Saat al Qur'an Menyingkap Rahasia Mesir Kuno



Tulisan singkat ini berkenaan dengan seorang seniman Mesir bernama Haman di mana hanya al Qur’an yang menginformasikannya kepada kita dan kemudian terbukti berkat penggalian arkeologi. Nama “Haman” tidaklah diketahui hingga dipecahkannya huruf hiroglif Mesir di abad ke-19. Ketika hiroglif terpecahkan, diketahui bahwa Haman adalah seorang pembantu dekat Fir’aun, dan “pemimpin pekerja batu pahat”. Hal teramat penting di sini adalah bahwa Haman disebut dalam Al Qur’an sebagai orang yang mengarahkan pendirian bangunan atas perintah Fir’aun. Ini berarti bahwa keterangan yang tidak bisa diketahui oleh siapa pun di masa itu telah diberikan oleh Al Qur’an, satu hal yang paling patut dicermati.

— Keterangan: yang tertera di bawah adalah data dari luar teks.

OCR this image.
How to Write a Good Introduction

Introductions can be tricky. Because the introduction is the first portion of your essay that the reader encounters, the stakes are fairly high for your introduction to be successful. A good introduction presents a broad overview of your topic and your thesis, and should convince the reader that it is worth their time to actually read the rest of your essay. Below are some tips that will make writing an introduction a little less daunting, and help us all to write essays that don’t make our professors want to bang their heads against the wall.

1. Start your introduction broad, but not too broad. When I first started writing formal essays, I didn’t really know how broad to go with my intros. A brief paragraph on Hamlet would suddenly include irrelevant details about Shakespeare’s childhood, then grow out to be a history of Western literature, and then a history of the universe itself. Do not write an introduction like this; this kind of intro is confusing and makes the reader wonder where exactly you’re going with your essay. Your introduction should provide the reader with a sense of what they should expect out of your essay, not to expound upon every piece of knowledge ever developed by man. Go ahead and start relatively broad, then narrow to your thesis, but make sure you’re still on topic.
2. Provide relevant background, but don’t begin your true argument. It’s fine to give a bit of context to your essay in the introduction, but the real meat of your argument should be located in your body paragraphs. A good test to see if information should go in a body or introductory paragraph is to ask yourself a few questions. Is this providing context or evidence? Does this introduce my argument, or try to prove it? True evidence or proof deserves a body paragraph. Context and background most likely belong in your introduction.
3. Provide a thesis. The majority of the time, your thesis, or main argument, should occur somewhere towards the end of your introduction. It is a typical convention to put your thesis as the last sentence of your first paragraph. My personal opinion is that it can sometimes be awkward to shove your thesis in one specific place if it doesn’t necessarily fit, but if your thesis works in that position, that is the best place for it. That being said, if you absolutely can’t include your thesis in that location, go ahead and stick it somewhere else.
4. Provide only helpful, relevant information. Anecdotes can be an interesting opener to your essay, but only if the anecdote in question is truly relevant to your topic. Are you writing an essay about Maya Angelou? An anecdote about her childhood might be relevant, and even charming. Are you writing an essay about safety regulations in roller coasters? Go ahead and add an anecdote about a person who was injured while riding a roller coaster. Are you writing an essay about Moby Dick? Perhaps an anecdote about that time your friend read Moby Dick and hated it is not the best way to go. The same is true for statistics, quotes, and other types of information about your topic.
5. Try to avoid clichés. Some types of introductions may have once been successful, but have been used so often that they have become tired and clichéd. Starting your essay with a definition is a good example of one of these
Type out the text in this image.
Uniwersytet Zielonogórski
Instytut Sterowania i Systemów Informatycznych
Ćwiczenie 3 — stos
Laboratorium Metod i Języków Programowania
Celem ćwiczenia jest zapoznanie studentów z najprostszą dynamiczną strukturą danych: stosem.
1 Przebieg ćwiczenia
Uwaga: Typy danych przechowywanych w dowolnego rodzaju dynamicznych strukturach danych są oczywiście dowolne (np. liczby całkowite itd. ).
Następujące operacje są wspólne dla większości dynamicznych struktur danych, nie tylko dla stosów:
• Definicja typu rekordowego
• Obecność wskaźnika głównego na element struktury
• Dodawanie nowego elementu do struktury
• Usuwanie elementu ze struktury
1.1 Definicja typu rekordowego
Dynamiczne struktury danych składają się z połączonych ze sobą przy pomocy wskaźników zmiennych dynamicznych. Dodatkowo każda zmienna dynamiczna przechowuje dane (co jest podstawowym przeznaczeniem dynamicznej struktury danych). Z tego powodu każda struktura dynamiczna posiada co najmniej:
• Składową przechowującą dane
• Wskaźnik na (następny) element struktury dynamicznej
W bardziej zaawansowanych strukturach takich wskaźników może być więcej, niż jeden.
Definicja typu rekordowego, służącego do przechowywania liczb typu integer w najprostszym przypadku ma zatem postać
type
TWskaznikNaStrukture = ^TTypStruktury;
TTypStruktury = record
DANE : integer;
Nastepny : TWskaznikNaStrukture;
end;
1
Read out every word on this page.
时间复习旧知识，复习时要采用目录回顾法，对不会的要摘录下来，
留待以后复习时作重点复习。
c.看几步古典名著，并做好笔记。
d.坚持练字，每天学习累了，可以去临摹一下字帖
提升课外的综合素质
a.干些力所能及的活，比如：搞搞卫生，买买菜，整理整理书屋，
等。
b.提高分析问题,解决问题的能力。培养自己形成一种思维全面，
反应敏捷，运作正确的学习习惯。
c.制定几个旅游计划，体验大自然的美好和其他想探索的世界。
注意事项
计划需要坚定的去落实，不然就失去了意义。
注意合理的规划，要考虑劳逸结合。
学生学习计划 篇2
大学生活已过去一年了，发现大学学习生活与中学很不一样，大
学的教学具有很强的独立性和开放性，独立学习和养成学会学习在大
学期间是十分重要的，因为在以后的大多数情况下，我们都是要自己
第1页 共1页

Al Qur’an mengisahkan kehidupan Nabi Musa AS dengan sangat jelas. Tatkala memaparkan perselisihan dengan Fir’aun dan urusannya dengan Bani Israil, Al Qur’an menyingkap berlimpah keterangan tentang Mesir kuno. Pentingnya banyak babak bersejarah ini hanya baru-baru ini menjadi perhatian para pakar dunia. Ketika seseorang memperhatikan babak-babak bersejarah ini dengan pertimbangan, seketika akan menjadi jelas bahwa Al Qur’an, dan sumber pengetahuan yang dikandungnya, telah diwahyukan oleh Allah Yang Mahatahu dikarenakan Al Qur’an bersesuaian langsung dengan seluruh penemuan besar di bidang ilmu pengetahuan, sejarah dan kepurbakalaan di masa kini.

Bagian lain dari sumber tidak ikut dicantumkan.